Now, in addition to filling a $1.7 billion hole, Dillon also wants to -- at the same time -- overhaul the health benefits for every public employee in this state. Not to put too fine a point on it, but he offered this idea right after the state Legislature returned from a two-week summer vacation they took with all this budget work unfinished and state universities hiking tuition based on projected numbers from the state. The words "credibility gap" spring easily to mind.

On top of preventing this from contributing to yet another budget fiasco, waiting two months also would provide a much better picture of how the health care debate will be shaped in Washington. Maybe Congress will get its act together and actually move to address a serious nationwide problem. Maybe the solution they eventually come up with presents opportunities that render the Dillon plan unnecessary. Probably not. Point is, waiting two months doesn't hurt, 'cause it's probably going to take the state Legislature that long to balance a budget this plan won't help fix (it could easily be a distraction, especially since it was Dillon who declared that this state Legislature can't balance the budget and ban workplace smoking at the same time).

Andy Dillon ought to be commended for offering an idea of substantive reform. He also ought to have his head examined for his timing in doing it.
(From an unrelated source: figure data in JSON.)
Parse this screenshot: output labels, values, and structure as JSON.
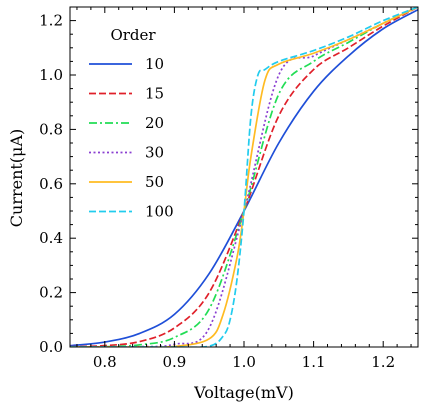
{
  "chart_data": {
    "type": "line",
    "xlabel": "Voltage(mV)",
    "ylabel": "Current(μA)",
    "xlim": [
      0.75,
      1.25
    ],
    "ylim": [
      0.0,
      1.25
    ],
    "xticks": [
      0.8,
      0.9,
      1.0,
      1.1,
      1.2
    ],
    "xtick_labels": [
      "0.8",
      "0.9",
      "1.0",
      "1.1",
      "1.2"
    ],
    "yticks": [
      0.0,
      0.2,
      0.4,
      0.6,
      0.8,
      1.0,
      1.2
    ],
    "ytick_labels": [
      "0.0",
      "0.2",
      "0.4",
      "0.6",
      "0.8",
      "1.0",
      "1.2"
    ],
    "grid": false,
    "legend": {
      "title": "Order",
      "placement": "top-left"
    },
    "series": [
      {
        "name": "10",
        "color": "#1f4fd8",
        "dash": "solid",
        "x": [
          0.75,
          0.8,
          0.85,
          0.9,
          0.95,
          1.0,
          1.05,
          1.1,
          1.15,
          1.2,
          1.25
        ],
        "y": [
          0.005,
          0.018,
          0.05,
          0.12,
          0.27,
          0.5,
          0.75,
          0.94,
          1.07,
          1.17,
          1.24
        ]
      },
      {
        "name": "15",
        "color": "#e0202a",
        "dash": "dashed",
        "x": [
          0.75,
          0.8,
          0.85,
          0.9,
          0.95,
          1.0,
          1.05,
          1.1,
          1.15,
          1.2,
          1.25
        ],
        "y": [
          0.001,
          0.005,
          0.02,
          0.07,
          0.2,
          0.5,
          0.85,
          1.02,
          1.1,
          1.18,
          1.25
        ]
      },
      {
        "name": "20",
        "color": "#22dd55",
        "dash": "dashdot",
        "x": [
          0.75,
          0.8,
          0.85,
          0.9,
          0.95,
          1.0,
          1.05,
          1.1,
          1.15,
          1.2,
          1.25
        ],
        "y": [
          0.0,
          0.001,
          0.008,
          0.035,
          0.14,
          0.5,
          0.93,
          1.05,
          1.12,
          1.19,
          1.25
        ]
      },
      {
        "name": "30",
        "color": "#8a3fd1",
        "dash": "dotted",
        "x": [
          0.75,
          0.8,
          0.85,
          0.9,
          0.95,
          1.0,
          1.05,
          1.1,
          1.15,
          1.2,
          1.25
        ],
        "y": [
          0.0,
          0.0,
          0.001,
          0.01,
          0.07,
          0.5,
          1.0,
          1.07,
          1.13,
          1.19,
          1.25
        ]
      },
      {
        "name": "50",
        "color": "#ffbb22",
        "dash": "solid",
        "x": [
          0.75,
          0.8,
          0.85,
          0.9,
          0.95,
          0.97,
          0.99,
          1.0,
          1.01,
          1.03,
          1.05,
          1.1,
          1.15,
          1.2,
          1.25
        ],
        "y": [
          0.0,
          0.0,
          0.0,
          0.002,
          0.03,
          0.12,
          0.33,
          0.5,
          0.7,
          0.98,
          1.04,
          1.08,
          1.13,
          1.19,
          1.25
        ]
      },
      {
        "name": "100",
        "color": "#22ccee",
        "dash": "dashed",
        "x": [
          0.75,
          0.8,
          0.85,
          0.9,
          0.95,
          0.97,
          0.98,
          0.99,
          1.0,
          1.01,
          1.02,
          1.03,
          1.05,
          1.1,
          1.15,
          1.2,
          1.25
        ],
        "y": [
          0.0,
          0.0,
          0.0,
          0.0,
          0.003,
          0.04,
          0.1,
          0.25,
          0.5,
          0.85,
          1.0,
          1.02,
          1.05,
          1.09,
          1.14,
          1.2,
          1.25
        ]
      }
    ]
  }
}
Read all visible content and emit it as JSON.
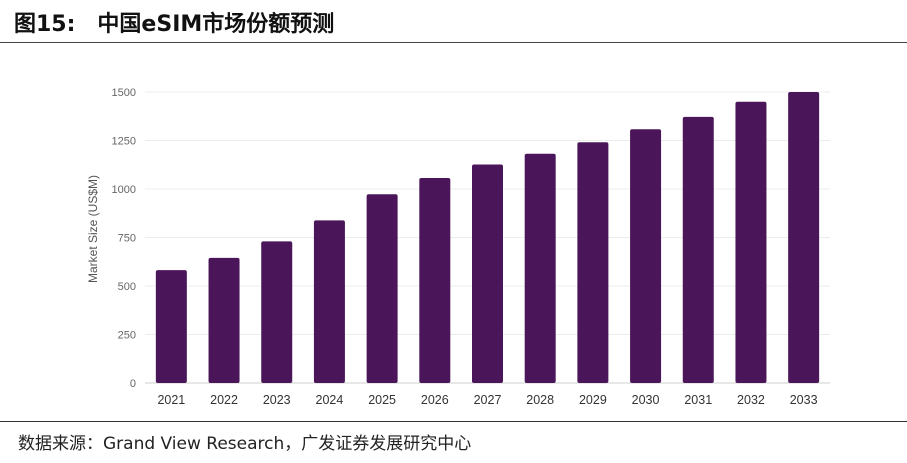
{
  "figure": {
    "number": "图15:",
    "title": "中国eSIM市场份额预测"
  },
  "source": {
    "text": "数据来源：Grand View Research，广发证券发展研究中心"
  },
  "chart_data": {
    "type": "bar",
    "categories": [
      "2021",
      "2022",
      "2023",
      "2024",
      "2025",
      "2026",
      "2027",
      "2028",
      "2029",
      "2030",
      "2031",
      "2032",
      "2033"
    ],
    "values": [
      582,
      645,
      730,
      838,
      973,
      1057,
      1126,
      1182,
      1241,
      1308,
      1372,
      1450,
      1500
    ],
    "ylabel": "Market Size (US$M)",
    "xlabel": "",
    "ylim": [
      0,
      1500
    ],
    "yticks": [
      0,
      250,
      500,
      750,
      1000,
      1250,
      1500
    ],
    "bar_color": "#4a1659",
    "grid": true
  }
}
P.S. You said that critics of this plan haven't offered their own ideas. I guess by most interpretations, I'd be considered a critic. Very well, over the last couple of months, I've suggested that the state consider reforming how services are provided at the local level. That's consolidating not just public safety and maybe even certain educational services, but even things like planning and zoning. Those wouldn't just save money, but would also assist local, multi-jurisdictional economic development efforts.